Using complex computer simulations University of Houston physicists are shedding new light on the workings of a crucial protein that when malfunctioning can cause Alzheimer’s and other diseases.
Margaret Cheung, assistant professor of physics at UH and Antonios Samiotakis, a physics Ph.D. student, published their findings in an October issue of the journal Proceedings of the National Academy of Sciences. The research was funded by a National Science Foundation grant.
Studying the PGK enzyme, Cheung used computer models that simulate the environment inside a cell. Biochemists typically study proteins in water, but such test tube research is limited because it cannot gauge how a protein actually functions inside a crowded cell, where it can interact with DNA, ribosomes and other molecules.
The phosphoglycerate kinase (PGK) enzyme plays a key role in process of glycolysis, the conversion of food to energy and is present in every organism, from yeast to humans. Malfunction of the glycolytic pathway has been linked to Alzheimer’s disease and cancer, since out-of-control metabolic rates are believed to fuel the growth of malignant tumor cells.

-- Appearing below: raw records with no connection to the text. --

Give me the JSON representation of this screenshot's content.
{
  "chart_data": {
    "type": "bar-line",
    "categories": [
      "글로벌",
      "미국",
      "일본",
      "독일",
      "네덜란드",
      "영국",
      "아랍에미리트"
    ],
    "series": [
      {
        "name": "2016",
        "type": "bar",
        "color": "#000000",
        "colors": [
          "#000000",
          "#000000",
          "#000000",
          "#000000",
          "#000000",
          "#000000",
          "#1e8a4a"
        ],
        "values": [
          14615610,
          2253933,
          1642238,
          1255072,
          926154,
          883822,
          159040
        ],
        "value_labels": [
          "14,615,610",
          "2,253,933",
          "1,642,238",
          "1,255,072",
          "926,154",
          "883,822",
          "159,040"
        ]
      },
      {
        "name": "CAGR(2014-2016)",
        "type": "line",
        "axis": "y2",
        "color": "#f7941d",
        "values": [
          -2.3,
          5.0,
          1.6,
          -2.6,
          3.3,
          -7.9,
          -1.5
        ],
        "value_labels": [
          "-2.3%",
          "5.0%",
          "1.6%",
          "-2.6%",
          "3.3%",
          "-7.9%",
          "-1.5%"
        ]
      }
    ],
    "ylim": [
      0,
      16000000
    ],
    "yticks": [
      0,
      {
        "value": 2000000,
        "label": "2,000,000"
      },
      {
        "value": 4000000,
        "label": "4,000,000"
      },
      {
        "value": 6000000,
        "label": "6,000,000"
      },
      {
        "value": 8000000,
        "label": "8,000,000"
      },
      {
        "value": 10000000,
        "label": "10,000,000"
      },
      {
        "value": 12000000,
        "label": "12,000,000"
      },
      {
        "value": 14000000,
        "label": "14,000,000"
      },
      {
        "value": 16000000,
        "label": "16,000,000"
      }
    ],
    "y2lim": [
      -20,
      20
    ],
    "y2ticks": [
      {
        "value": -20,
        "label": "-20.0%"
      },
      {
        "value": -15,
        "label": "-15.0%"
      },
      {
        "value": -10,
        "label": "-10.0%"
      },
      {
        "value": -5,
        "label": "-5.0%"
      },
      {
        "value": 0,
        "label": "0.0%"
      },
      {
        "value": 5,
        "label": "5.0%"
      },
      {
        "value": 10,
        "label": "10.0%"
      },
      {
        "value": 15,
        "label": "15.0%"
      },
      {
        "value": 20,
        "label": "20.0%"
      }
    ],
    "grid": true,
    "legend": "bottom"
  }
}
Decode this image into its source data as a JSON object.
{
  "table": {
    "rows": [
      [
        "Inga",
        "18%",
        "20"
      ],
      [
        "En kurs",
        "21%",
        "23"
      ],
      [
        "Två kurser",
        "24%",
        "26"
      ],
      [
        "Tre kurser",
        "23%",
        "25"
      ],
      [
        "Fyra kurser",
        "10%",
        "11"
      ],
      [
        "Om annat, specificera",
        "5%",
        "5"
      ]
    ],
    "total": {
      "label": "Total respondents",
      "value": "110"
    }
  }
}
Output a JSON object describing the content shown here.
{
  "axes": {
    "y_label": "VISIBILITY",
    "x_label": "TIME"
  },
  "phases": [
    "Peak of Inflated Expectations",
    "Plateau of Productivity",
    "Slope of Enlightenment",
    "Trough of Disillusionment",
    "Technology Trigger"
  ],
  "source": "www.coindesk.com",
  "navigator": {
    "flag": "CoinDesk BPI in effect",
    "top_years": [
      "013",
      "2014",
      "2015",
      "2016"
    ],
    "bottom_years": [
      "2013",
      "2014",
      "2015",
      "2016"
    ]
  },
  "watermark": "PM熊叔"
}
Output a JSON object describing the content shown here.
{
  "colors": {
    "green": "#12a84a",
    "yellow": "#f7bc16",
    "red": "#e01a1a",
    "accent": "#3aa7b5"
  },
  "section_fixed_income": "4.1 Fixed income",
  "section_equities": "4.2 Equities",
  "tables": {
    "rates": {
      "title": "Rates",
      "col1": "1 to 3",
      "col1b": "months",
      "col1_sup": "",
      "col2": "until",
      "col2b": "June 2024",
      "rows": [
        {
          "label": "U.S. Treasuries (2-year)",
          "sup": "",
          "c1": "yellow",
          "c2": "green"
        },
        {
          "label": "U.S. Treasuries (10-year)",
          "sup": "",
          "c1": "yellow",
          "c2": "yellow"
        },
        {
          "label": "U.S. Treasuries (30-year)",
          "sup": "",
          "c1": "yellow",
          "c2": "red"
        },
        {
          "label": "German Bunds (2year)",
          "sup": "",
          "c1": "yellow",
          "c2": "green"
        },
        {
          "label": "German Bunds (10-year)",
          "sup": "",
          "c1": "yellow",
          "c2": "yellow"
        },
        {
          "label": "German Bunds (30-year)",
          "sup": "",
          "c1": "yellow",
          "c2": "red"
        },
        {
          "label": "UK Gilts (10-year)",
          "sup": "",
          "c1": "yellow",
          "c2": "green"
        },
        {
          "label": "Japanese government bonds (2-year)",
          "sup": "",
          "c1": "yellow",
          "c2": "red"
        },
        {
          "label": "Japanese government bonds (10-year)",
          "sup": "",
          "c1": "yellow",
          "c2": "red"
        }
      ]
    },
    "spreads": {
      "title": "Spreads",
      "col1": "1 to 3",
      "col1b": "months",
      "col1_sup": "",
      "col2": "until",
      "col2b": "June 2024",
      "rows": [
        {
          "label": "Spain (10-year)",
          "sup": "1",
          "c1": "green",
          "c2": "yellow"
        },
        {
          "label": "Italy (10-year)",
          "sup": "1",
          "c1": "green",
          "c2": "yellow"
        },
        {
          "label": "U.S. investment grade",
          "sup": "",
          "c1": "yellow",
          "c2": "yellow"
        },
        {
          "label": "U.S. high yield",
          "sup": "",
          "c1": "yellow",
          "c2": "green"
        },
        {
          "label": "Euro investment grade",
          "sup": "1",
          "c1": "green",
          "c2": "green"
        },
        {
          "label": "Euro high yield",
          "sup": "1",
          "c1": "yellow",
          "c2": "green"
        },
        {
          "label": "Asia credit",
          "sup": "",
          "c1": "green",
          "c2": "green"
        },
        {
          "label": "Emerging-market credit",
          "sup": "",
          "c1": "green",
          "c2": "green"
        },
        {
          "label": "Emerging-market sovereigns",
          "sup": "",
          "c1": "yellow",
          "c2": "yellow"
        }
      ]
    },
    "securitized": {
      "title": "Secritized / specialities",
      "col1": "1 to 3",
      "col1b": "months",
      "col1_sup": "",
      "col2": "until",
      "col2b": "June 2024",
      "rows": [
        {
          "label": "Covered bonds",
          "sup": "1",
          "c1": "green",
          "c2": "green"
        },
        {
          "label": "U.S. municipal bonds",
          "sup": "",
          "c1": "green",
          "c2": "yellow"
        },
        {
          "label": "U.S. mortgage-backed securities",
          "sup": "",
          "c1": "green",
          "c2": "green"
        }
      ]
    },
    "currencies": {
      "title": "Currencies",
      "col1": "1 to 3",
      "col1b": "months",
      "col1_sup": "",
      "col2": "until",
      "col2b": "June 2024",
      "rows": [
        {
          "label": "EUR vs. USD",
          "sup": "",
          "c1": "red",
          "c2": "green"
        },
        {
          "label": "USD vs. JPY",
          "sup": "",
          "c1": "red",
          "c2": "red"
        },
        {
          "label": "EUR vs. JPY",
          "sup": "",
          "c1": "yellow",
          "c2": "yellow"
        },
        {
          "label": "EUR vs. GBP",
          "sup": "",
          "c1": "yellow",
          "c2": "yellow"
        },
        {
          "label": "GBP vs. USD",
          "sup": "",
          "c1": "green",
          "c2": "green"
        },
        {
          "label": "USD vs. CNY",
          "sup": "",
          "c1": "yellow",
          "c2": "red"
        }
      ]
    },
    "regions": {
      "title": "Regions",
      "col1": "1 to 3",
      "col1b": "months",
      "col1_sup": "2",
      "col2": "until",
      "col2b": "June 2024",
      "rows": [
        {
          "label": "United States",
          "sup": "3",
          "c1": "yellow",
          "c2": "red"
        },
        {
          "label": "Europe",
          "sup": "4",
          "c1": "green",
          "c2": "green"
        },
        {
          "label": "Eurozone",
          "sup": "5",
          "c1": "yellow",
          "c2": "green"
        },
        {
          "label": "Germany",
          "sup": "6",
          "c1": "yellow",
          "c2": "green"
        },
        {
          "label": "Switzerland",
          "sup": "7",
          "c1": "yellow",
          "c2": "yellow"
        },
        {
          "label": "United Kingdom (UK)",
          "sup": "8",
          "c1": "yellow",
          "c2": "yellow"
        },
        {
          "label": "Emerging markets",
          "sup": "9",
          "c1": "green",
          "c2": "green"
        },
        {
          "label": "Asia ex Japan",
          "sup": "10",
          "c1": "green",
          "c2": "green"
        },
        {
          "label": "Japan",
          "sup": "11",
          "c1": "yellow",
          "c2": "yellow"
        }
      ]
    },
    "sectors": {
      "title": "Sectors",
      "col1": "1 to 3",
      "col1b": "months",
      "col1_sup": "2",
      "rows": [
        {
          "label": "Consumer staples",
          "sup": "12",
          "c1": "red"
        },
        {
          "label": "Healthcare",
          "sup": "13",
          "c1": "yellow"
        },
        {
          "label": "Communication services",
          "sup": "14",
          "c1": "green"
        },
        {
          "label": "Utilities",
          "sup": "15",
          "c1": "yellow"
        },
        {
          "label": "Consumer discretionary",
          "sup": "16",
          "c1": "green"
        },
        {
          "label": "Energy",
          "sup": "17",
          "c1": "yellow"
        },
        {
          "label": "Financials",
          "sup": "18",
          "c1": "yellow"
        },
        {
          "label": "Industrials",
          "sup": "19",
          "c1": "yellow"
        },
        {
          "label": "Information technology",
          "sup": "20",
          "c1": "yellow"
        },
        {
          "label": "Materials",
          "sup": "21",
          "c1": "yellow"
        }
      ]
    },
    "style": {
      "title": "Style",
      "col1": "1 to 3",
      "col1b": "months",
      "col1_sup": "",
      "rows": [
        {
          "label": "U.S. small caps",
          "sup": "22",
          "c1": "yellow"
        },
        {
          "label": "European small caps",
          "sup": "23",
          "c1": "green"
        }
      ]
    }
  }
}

Scientists had previously believed the enzyme had to undergo a shape transformation in order to perform its metabolic function. However, in the computer models mimicking the cell interior, Cheung found that the enzyme was already functioning in its closed state, without any shape change. In fact, the enzyme was 15 times more active in the tight spaces of a crowded cell.
This work deepens researchers’ understanding of how proteins function, or don’t function, in real cell conditions, Samiotakis said.